Regulations Exist; Compliance Challenging

Regulations are clear that the onus to monitor end use of funds lies with the banks. From time to time, the RBI has also asked banks to tighten scrutiny.

As part of its master directions on wilful defaulters released in 2015, the RBI asked banks to widen the scope of their monitoring of use of bank funds. The regulator suggested a host of ways in which end-use of bank funds can be monitored including:

  • Meaningful scrutiny of quarterly progress reports / operating statements / balance sheets of the borrowers.
  • Regular inspection of borrowers’ assets charged to the lenders as security.
  • Periodical scrutiny of borrowers’ books of accounts and the ‘no-lien’ accounts maintained with other banks.
  • Periodical visits to the assisted units.
  • System of periodical stock audit, in case of working capital finance.
  • A comprehensive management audit of the ‘credit’ function of lenders to capture any systemic weakness.

So why are bankers struggling to comply?

Bankers do not necessarily have the skill sets to adequately monitor the functioning of a corporate entity, said a senior public sector banker while speaking on condition of anonymity. As such, banks depend on statutory and independent auditors to study the company’s financials and businesses but there is no proper way to cross verify these reports, this banker said.

Former RBI Deputy Governor SS Mundra said that while monitoring of end-use of funds is important, banks can’t treat every transaction as suspicious. Banks have to rely on the judgement of specialist entities which are trained to do such monitoring.

You have to work with the idea that a borrower is innocent until proven guilty. Else, the system could become paralysed. Having said that, we do need better monitoring of sectors and individual entities to avoid fraud.
SS Mundra, Former RBI Deputy Governor

Ashvin Parekh, managing partner of Ashvin Parekh Advisory Services, agreed, saying that it’s public-sector banks that are lagging.

“Earlier, banking was purely trust-based. Now that’s changing and so is technology. So it would be some time before public sector bankers are able to be up to speed. Private banks have clearly shown that they are better at catching the customer’s pulse and sense whether he is genuine or not,” Parekh said.

What’s The Fix?

To combat misuse of bank funds, lenders are working on improving the response to early warning signals thrown up by fraud detection systems and also considering surprise audits of borrowers.

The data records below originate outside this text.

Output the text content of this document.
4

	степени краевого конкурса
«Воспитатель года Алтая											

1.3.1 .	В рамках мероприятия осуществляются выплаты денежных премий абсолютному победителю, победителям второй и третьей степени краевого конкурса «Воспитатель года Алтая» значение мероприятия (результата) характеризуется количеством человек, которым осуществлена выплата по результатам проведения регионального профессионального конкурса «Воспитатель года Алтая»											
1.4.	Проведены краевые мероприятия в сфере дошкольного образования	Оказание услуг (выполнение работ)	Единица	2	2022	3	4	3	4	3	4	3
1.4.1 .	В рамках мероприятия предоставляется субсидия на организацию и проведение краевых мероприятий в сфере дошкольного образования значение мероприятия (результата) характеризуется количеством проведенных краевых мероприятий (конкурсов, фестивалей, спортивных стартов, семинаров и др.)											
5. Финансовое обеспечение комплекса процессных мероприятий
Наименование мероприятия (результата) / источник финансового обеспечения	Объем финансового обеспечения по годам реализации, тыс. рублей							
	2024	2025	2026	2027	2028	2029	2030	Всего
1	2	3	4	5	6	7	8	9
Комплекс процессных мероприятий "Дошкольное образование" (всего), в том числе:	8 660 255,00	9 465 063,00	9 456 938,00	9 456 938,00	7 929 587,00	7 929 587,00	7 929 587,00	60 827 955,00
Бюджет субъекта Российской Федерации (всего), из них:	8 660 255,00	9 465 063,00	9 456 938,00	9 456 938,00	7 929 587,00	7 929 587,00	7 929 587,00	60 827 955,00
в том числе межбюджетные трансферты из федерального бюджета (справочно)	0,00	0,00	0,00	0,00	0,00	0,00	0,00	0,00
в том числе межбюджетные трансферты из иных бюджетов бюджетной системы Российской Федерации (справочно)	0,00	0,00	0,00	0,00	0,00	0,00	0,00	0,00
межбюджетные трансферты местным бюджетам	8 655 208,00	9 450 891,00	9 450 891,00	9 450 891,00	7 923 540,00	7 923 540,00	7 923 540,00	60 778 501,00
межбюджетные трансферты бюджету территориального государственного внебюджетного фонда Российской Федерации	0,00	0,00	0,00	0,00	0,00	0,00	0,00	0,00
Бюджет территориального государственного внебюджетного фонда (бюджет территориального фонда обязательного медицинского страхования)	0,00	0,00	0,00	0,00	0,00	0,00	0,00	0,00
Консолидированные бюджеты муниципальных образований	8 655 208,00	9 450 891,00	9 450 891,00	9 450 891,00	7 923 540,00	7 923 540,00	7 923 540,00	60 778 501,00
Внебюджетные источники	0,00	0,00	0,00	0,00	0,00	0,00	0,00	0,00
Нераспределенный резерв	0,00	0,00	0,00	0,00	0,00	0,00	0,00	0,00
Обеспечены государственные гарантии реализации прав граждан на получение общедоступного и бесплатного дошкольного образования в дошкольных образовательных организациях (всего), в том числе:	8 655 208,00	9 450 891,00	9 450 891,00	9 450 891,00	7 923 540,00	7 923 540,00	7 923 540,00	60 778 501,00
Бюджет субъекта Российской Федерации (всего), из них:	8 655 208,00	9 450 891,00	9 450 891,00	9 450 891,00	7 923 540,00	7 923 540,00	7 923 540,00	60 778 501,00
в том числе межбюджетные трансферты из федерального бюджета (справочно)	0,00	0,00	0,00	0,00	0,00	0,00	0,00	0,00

Bankers have come up with a list of agencies that can help them better monitor the end use of funds and the borrower’s businesses, Kannan of the Indian Banks Association told BloombergQuint. Lenders have drawn up a list of 78 such entities, which includes chartered accountancy firms and transaction advisory firms. Lenders can pick an entity from this list and determine the scope of monitoring.

A senior private sector banker, who spoke on conditions of anonymity, said lenders are also considering a framework under which they would share information regarding a borrower’s spending pattern. This would be along the lines of the RBI’s Central Repository of Information on Large Credits, which is used to monitor aggregate borrowing from the banking system. While this project is still in the early stages, such a system could help banks find out where the funds have moved once they have disbursed them, the private banker added.

State Bank of India Chairman Rajnish Kumar, however, believes banks can only do so much.

“How much oversight can bank do...The methods of lending will also have to undergo change. The consortium discipline or the multiple banking discipline has to be improved and there the regulator also has to play a role,”said Kumar on the sidelines of a recent event.